Предначертанная встреча после неистово поглощала меня махом своей данности. Меня пленяла оставленная мною недосказанность между нами. Приближение ночных бесед не могло превозмочь часовой отрезок отведённого времени. За две недели во мне кипела огромное желание высказать невысказанное, спросить не спрошенное и узнать неузнанное.

Мне хотелось восполнить всё, что мне казалось как будто бы утерянным за две недели. Поспешно вернувшись в свою обитель, я застал его за приготовлением яичной фритаты с добавлением тёртого сыра пармезан. С врождённой дружелюбностью он встретил меня со словами:

«Сначала довольствуемся ужином, а затем можешь мне докучать утомительными вопросами. Bon apetit»

Говоря откровенно, мне не хватило стойкости и решимости спросить о его зловредной привычке. Поэтому я неумолчно пытался найти проблеск меня интересующего вопроса в его красноречивом взоре.

«Уютное гнёздышко для неискоренимого одиночества», вдруг неожиданно подметил он.

Я лишь синхронно мотнул головой, соглашаясь с его замечанием. Я не мог понять, как этот ещё не полностью осведомлённый о моей жизни человек с лёгкостью вот уже не в первый раз подмечает изъяны моего душевного состояния.

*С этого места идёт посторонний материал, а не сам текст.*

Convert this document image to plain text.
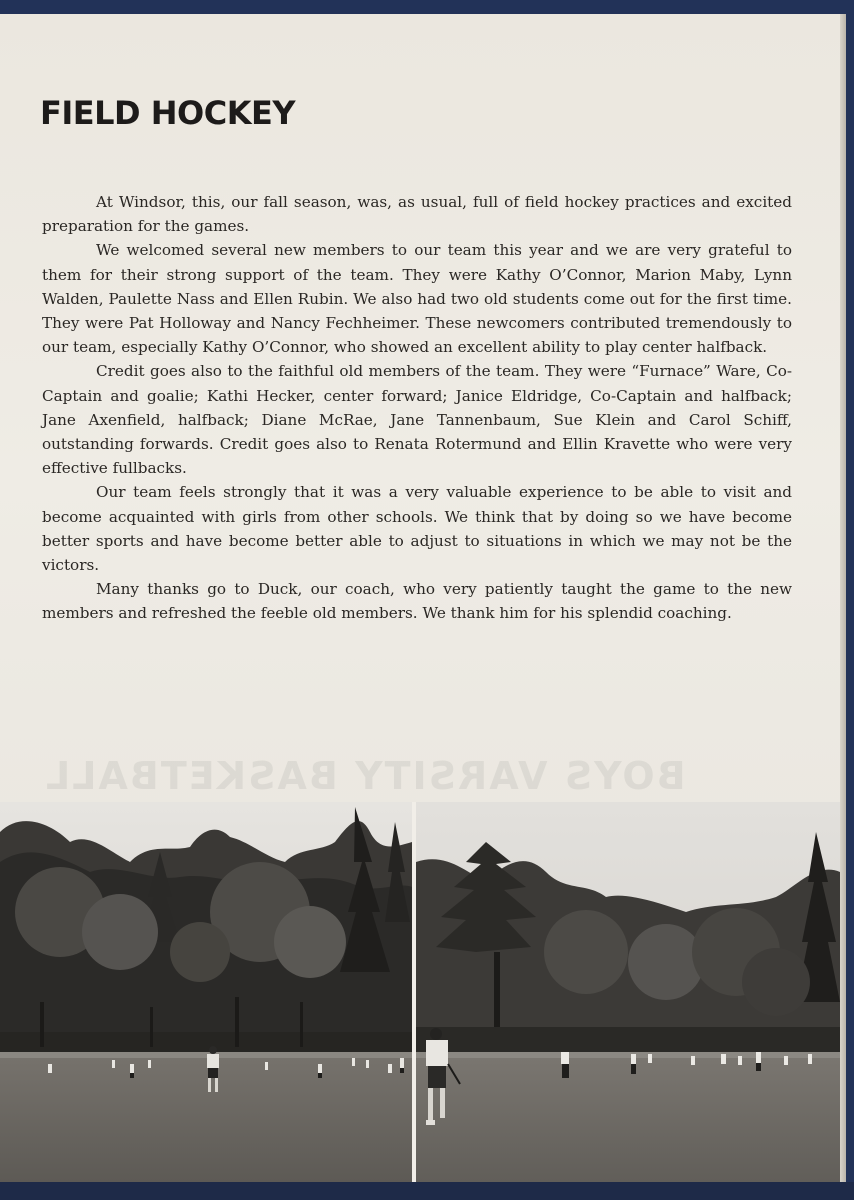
FIELD HOCKEY

At Windsor, this, our fall season, was, as usual, full of field hockey practices and excited preparation for the games.

We welcomed several new members to our team this year and we are very grateful to them for their strong support of the team. They were Kathy O’Connor, Marion Maby, Lynn Walden, Paulette Nass and Ellen Rubin. We also had two old students come out for the first time. They were Pat Holloway and Nancy Fechheimer. These newcomers contributed tremendously to our team, especially Kathy O’Connor, who showed an excellent ability to play center halfback.

Credit goes also to the faithful old members of the team. They were “Furnace” Ware, Co-Captain and goalie; Kathi Hecker, center forward; Janice Eldridge, Co-Captain and halfback; Jane Axenfield, halfback; Diane McRae, Jane Tannenbaum, Sue Klein and Carol Schiff, outstanding forwards. Credit goes also to Renata Rotermund and Ellin Kravette who were very effective fullbacks.

Our team feels strongly that it was a very valuable experience to be able to visit and become acquainted with girls from other schools. We think that by doing so we have become better sports and have become better able to adjust to situations in which we may not be the victors.

Many thanks go to Duck, our coach, who very patiently taught the game to the new members and refreshed the feeble old members. We thank him for his splendid coaching.

BOYS VARSITY BASKETBALL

Видимо в этом и есть предназначение истинного друга видеть незримое в близком человеке.

12

Он провёл у меня этот день. Этот молниеносно промелькнувший радости день. Наши беседы неслись хлещущим водопадным течением. И мы не заметили, как вечно подвижные стрелки часов пробили четыре часа утра. Своим полдневным присутствием он возместил двухнедельное отсутствие. В бессонно ночном отрезке времени мы успели выплеснуть наружу застоявшиеся гулкие воспоминания о прошлом. Как на ладони обнажил пред ним своё отдалённое прошлое размеренным движением вальса, ушедшее в теневое забвение паркетного зала. Поочерёдно и поимённо рассказал ему о мнимых недругах и друзьях мимолётно окружавшие меня на незначительных промежутках жизни. Поведал ему о сплошном сиротстве, с законами которого я примеряюсь вот уже долгие годы. Нет, нет терпящий меня читатель, я не пытался снискать его жалость к моей выпавшей доле. Жалость можно испытывать лишь к тем, в чьих глазах погасает последняя искорка огня жизни. А все остальные везде и всюду протягивающие свою жалостливую ручонку вызывают лишь неотторжимое презрение к безвольности человеческого характера. Мне необходимо было вывернуть наизнанку внутренность всего того что тяготило меня несколько лет. Я нуждался в понимании в нём одном. А понимание может прийти только после не осуждения. Он так же поведал мне обо всем, что волновало его. А, утром не успев проснуться, он с присущей ему настойчивостью, убедил меня увидеть его родную гавань.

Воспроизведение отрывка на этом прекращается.